5. Le conseguenze. Il Sud della pandemia
Gli effetti economici sono
drammatici. Su scala mondiale e nelle singole economie nazionali. Alcuni punti,
solo come esempi.
1. Il lavoro è la prima
vittima. Sicuramente il lavoro dipendente del settore formale. Ma soprattutto
il lavoro del vasto settore informale, il lavoro nero, il lavoro precario, in
tutte le sue forme. Poche e inaffidabili sono le statistiche.
Qui in Italia. Ma pensiamo ad
altre aree del mondo. Un solo esempio. In India circa il 70% della manodopera è
lavoro informale. Ma anche qui le statistiche sono poco affidabili.
2. L’impoverimento colpisce
soprattutto le classi subalterne. Ma anche tra i subalterni esiste “il Sud
della pandemia”. Migranti, rifugiati, donne, anziani, handicappati, senzatetto
ecc. La discriminazione è sempre di classe, razziale, di genere.

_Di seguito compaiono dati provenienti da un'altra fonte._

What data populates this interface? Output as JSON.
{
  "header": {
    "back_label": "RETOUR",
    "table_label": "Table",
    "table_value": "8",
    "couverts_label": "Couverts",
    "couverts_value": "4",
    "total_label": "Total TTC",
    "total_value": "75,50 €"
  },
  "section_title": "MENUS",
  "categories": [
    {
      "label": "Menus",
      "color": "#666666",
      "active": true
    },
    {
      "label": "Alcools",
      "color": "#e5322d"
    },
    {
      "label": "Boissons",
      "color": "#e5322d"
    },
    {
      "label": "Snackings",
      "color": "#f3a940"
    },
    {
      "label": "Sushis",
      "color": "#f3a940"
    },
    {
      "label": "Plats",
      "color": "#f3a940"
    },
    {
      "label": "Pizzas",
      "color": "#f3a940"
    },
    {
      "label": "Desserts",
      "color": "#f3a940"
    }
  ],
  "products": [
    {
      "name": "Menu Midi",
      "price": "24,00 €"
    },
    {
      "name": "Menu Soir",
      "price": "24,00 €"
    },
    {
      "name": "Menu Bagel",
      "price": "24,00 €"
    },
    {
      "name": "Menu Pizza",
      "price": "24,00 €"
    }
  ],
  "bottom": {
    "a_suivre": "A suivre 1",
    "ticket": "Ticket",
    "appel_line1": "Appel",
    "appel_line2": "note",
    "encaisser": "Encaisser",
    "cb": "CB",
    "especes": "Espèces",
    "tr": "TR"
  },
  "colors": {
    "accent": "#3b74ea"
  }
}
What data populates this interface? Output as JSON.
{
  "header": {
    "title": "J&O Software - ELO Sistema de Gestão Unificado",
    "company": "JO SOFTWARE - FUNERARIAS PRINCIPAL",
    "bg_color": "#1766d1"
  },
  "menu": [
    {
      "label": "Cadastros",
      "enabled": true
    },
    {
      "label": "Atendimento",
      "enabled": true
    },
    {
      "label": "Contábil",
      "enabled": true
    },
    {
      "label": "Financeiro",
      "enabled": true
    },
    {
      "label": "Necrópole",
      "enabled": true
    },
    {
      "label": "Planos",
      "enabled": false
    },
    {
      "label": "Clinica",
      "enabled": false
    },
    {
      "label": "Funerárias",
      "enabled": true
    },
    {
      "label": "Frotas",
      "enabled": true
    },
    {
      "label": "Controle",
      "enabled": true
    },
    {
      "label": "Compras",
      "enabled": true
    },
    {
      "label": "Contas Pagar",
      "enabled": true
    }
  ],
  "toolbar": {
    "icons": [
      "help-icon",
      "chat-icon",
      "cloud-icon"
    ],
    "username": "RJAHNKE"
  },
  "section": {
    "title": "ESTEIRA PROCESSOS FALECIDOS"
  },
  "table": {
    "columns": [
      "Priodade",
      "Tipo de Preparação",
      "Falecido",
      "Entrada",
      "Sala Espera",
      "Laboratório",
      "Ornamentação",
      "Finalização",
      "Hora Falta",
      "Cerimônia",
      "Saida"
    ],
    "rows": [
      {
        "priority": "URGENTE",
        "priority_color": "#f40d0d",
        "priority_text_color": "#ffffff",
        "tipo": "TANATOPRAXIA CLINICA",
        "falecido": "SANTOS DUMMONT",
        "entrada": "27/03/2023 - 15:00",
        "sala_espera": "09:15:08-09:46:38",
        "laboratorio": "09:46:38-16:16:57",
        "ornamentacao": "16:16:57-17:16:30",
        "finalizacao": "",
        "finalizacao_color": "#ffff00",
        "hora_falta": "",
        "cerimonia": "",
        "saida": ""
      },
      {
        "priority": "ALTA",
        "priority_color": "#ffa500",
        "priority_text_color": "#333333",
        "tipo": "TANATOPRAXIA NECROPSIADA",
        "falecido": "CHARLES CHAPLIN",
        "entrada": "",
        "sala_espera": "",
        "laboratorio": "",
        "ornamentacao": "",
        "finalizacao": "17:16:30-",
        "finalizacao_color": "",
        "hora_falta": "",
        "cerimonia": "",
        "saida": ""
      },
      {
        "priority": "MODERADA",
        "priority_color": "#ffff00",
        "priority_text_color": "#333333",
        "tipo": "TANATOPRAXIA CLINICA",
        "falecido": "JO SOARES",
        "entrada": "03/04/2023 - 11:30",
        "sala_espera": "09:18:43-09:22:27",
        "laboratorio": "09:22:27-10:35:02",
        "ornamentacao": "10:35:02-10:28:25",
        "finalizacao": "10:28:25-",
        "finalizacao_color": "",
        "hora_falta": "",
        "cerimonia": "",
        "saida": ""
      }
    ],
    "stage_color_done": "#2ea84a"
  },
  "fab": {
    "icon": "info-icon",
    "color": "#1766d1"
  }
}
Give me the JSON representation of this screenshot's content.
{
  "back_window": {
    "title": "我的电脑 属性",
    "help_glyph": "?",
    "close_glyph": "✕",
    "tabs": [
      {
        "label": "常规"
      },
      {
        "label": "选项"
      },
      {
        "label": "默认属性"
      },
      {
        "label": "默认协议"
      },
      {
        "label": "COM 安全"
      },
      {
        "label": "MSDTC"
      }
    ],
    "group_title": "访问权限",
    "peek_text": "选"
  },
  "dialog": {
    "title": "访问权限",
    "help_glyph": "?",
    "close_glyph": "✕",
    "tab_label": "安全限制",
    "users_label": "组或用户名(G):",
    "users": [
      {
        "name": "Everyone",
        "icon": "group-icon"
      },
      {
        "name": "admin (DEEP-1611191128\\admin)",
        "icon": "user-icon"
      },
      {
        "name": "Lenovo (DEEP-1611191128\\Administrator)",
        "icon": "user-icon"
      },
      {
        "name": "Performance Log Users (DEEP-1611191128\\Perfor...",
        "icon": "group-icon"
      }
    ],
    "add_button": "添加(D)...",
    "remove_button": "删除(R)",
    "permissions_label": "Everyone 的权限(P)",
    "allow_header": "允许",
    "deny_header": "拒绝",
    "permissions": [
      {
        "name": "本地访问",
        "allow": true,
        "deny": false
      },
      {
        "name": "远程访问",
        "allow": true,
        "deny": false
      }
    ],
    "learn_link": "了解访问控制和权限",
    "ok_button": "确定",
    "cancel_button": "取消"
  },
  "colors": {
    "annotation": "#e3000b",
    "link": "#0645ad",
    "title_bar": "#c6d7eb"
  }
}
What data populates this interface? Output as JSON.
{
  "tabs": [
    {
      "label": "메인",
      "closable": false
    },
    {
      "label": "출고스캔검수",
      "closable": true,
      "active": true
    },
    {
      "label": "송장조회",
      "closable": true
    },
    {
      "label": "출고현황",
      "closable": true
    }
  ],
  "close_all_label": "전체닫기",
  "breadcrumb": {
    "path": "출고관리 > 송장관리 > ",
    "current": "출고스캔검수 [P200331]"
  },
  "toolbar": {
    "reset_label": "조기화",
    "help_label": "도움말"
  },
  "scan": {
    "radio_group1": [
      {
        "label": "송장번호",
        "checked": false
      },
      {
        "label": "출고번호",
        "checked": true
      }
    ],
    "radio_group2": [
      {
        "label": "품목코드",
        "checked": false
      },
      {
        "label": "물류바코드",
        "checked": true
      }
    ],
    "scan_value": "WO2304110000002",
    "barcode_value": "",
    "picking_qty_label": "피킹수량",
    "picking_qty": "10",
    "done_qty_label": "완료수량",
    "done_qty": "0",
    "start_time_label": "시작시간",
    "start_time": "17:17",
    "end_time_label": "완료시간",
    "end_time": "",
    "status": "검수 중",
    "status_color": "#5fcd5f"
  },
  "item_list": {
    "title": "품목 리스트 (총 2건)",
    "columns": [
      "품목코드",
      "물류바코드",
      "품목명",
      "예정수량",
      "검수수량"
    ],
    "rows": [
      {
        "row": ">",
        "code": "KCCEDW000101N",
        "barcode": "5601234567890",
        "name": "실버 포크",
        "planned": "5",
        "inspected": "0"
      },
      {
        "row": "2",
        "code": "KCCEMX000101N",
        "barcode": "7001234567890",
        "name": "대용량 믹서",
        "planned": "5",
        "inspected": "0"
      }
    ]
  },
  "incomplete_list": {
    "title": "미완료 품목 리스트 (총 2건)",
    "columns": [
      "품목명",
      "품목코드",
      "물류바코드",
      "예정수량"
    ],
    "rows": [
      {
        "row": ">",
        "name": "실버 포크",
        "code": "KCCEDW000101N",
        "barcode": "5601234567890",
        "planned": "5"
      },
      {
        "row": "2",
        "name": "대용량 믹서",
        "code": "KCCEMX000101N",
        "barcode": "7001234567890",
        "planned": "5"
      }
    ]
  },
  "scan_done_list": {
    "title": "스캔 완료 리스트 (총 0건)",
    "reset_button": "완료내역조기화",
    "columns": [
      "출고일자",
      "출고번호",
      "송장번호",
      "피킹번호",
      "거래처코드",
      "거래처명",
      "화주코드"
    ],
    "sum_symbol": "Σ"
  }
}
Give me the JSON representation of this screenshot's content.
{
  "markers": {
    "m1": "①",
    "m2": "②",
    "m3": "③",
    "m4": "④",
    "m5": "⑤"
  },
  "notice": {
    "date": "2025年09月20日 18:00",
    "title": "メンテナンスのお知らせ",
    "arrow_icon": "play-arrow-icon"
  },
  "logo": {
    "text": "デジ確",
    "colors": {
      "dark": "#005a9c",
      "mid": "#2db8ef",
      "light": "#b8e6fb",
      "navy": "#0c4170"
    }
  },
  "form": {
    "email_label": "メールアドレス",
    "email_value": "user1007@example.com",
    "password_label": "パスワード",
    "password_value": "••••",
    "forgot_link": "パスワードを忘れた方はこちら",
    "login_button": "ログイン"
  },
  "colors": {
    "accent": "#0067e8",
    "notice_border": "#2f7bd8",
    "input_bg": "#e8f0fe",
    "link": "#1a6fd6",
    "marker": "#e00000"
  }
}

Negli Usa, a fronte di alcuni
miliardari, in dollari, che in queste settimane si sono ulteriormente
arricchiti, quasi 40 milioni di persone hanno perso il lavoro. E gli
afroamericani e i migranti sono i primi a cadere. Così come sono la maggioranza
i neri a essere colpiti dall’epidemia. In sovrammercato, con il cibo spazzatura
a buon mercato, l’obesità, il diabete, le malattie cardiovascolari ecc.,
terreno privilegiato per le infiammazioni e quindi per l’infezione da Covid-19.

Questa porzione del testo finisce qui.